As a new normal emerged in the summer of 2021, the five friends’ Dungeons & Dragons sessions became less frequent. Gilkay and Schwandt channeled their desire to play by creating gameplay-inspired songs and recording demos. Arsnow, Bell, and Didier joined them, marking the first time many of these longtime fans of each other’s bands were able to play music together.

The songwriting expanded so that the band had enough songs for a set, and eventually an album.

“Our style is somewhere between sludgy, stoner rock… and almost punk and definitely trippy, avant-garde stuff,” Bell said. “We’re new enough that we don’t have to pigeonhole ourselves. We do what feels natural to us.”

Gilkay rightly calls the result a “rock party,” but he stresses that “we don’t want to be a joke.”

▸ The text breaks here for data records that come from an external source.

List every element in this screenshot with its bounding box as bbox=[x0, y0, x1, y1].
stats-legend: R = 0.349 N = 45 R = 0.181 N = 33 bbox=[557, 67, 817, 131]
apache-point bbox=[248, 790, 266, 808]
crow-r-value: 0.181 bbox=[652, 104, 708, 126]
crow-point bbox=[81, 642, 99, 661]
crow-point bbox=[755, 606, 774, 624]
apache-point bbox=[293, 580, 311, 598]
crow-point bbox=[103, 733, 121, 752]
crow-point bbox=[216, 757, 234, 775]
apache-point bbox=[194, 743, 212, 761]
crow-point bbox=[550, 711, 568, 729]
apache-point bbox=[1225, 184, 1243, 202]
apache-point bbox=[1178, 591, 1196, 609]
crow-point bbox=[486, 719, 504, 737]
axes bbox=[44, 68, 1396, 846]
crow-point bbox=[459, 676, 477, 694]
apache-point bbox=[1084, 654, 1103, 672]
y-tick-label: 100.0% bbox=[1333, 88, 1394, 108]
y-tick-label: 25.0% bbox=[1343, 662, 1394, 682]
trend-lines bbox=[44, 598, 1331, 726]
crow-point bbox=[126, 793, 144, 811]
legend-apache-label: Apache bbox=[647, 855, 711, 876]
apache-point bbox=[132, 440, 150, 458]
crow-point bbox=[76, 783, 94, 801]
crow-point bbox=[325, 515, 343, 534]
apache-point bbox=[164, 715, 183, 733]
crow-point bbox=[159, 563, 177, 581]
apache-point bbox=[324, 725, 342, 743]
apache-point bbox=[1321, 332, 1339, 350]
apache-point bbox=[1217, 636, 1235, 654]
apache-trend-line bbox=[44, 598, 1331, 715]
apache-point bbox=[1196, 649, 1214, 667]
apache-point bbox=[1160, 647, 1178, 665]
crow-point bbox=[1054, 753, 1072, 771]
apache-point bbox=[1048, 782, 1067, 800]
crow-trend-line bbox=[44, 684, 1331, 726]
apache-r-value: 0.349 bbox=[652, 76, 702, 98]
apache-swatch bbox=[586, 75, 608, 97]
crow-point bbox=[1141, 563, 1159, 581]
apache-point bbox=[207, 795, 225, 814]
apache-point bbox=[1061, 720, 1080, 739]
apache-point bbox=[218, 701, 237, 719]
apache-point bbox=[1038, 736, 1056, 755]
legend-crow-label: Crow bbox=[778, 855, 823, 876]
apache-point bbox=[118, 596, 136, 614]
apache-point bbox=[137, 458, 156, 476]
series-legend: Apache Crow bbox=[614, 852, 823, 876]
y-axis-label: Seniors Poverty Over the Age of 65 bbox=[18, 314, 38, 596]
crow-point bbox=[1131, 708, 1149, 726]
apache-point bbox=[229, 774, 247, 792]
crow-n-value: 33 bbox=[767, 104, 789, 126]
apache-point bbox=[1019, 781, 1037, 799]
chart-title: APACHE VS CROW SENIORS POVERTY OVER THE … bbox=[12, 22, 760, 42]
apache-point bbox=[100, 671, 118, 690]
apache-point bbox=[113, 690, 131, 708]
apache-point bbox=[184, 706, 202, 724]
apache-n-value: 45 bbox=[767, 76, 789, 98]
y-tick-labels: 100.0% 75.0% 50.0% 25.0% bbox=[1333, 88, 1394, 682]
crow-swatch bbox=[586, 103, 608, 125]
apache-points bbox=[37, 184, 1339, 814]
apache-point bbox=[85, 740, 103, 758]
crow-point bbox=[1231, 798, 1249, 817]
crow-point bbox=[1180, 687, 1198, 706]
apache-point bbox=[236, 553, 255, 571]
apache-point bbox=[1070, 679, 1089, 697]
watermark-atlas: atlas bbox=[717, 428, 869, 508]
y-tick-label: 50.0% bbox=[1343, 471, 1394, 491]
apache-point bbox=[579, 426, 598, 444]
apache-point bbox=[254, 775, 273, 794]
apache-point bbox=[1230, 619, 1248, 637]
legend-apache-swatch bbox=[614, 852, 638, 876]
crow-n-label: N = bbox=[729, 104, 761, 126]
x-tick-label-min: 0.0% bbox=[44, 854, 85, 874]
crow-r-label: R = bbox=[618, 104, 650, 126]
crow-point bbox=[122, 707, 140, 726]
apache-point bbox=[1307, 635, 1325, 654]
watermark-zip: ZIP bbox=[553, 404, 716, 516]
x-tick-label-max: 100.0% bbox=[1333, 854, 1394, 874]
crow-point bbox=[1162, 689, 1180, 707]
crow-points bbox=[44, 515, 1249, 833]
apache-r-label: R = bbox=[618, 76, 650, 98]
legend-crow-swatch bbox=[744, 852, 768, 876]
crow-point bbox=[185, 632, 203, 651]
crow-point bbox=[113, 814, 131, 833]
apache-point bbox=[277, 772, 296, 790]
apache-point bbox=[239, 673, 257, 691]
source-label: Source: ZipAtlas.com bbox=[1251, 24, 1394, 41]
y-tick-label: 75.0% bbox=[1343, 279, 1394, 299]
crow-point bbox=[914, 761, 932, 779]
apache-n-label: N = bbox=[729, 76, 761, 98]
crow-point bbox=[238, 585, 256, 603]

The album is a fun and loving tribute to the game and its players. The band’s name is a nod to a facet of the game where players are called to arms, Gilkay said; the album’s name “Total Party Kill” is a Dungeons & Dragons term meaning “everyone in your party gets killed.”

The songs themselves cover fantastical adventures a player might encounter on songs like “Battle of the Evermoors”, “Attack the Drider” and “I Cast Darkness”, while “The Hardest Thing” is inspired by the difficulty of setting up a gaming session and the enjoyment it provides.

“I’m not someone who wants to fight anybody,” Gilkay said. “But to sing a song where I can chant ‘Fight, fight, fight’ and live in this fantasy world combined with rock ‘n’ roll, it’s a dream come true.”

The long-term fate of Fight Dice is uncertain. Beyond a few Milwaukee shows, Bell and his bandmates are happy to have a record, and, he said, “if we make another record, great.”

But there is one dream for the group that they hope to see come true: to bring Fight Dice back to where it all began in Dungeons & Dragons.

“I would love to do a super-secret pop-up event at the next Gary Con in Lake Geneva,” Bell said, referring to an annual event honoring Gary Gygax. “That would be the cherry on top.”